Thursday, February 14, 2013

I'm in the Little Leagues now!





Well, I offered to be a coach in Ethan's tee ball league and lo and behold I'm the head coach of Ethan's team. We had the draft Tuesday night.

I've only drafted fantasy league and not 4 and 5 year old kids so this was interesting. So that leads me to today's Top
10 list.

Here are the top 10 things you might overhear between a commissioner and a coach at a little league draft.

10. Has this kid been tested for Flintstone Vitamins?

9. Commissioner: This kid was out most of last season.

Coach: "Why? Tommy John surgery? ACL tear?"

Commissioner: No, he had too much homework.

8. The kid is a Big League Chew addict.

7. The kid has been juicing - Hi-C mostly.

6. I want a birth certificate on this kid. He looks 7.

5. Nobody puts baby "on the hot corner."

4. Commissioner: This kid doesn't give autographs.

Coach: Why? Is he not nice to his fans?

Commissioner: No, he just can't sign his name in cursive yet.

3. Commissioner: This kid is a 5-tool player.

Coach: You mean he can hit for power, hit for average, steal bases, play a great outfield and has a great arm?
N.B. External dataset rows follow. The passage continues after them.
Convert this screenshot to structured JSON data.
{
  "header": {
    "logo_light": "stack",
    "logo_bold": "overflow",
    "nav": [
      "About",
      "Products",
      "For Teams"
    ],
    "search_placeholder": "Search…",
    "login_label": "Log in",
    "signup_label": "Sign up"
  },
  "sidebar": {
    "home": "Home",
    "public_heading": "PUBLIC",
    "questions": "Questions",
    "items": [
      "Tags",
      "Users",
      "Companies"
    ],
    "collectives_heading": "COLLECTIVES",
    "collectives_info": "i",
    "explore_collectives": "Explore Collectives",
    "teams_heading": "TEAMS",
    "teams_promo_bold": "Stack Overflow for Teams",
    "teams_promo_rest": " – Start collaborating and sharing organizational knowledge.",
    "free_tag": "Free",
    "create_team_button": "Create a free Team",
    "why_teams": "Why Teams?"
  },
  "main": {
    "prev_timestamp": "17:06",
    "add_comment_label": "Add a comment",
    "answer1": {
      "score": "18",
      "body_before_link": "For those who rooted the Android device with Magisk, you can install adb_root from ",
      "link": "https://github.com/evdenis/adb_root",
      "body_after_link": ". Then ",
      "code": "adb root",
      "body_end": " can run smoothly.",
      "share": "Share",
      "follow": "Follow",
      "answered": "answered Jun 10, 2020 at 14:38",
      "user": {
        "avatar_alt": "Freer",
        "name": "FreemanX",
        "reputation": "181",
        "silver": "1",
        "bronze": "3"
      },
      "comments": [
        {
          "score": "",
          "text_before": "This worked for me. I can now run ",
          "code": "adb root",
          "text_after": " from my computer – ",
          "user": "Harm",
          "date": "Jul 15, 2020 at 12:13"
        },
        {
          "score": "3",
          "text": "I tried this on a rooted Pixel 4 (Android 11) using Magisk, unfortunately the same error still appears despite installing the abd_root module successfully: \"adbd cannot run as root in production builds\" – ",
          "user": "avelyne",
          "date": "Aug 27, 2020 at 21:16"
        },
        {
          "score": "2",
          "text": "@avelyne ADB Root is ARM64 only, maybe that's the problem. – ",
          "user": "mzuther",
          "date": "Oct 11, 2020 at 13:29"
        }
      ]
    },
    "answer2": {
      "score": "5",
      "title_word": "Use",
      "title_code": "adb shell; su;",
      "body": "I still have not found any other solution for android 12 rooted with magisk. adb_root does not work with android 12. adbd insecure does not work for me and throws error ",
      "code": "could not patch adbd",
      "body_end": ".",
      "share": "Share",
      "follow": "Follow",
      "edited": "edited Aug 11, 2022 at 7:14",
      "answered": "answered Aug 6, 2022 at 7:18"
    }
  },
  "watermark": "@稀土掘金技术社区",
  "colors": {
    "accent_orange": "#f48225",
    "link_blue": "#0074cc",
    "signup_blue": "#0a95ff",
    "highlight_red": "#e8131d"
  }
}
Commissioner: No, I mean he's not wearing a diaper anymore, can run without falling, knows which base to run to, knows to hold the bat near the knob and not the barrel and he doesn't cry for mommy during games.

2. Commissioner: Draft this kid!

Coach: Why? Can he hit? Can he catch? Can he throw?

Commissioner: No, his mom always volunteers to be a team mom.

1. And finally, the number one thing you might hear at a Tee ball draft:

Commissioner: This kid really wants to be a Ranger.

Coach: I'm coach of the Rangers and we just drafted him.

Commissioner: Not those Rangers. The Power Rangers.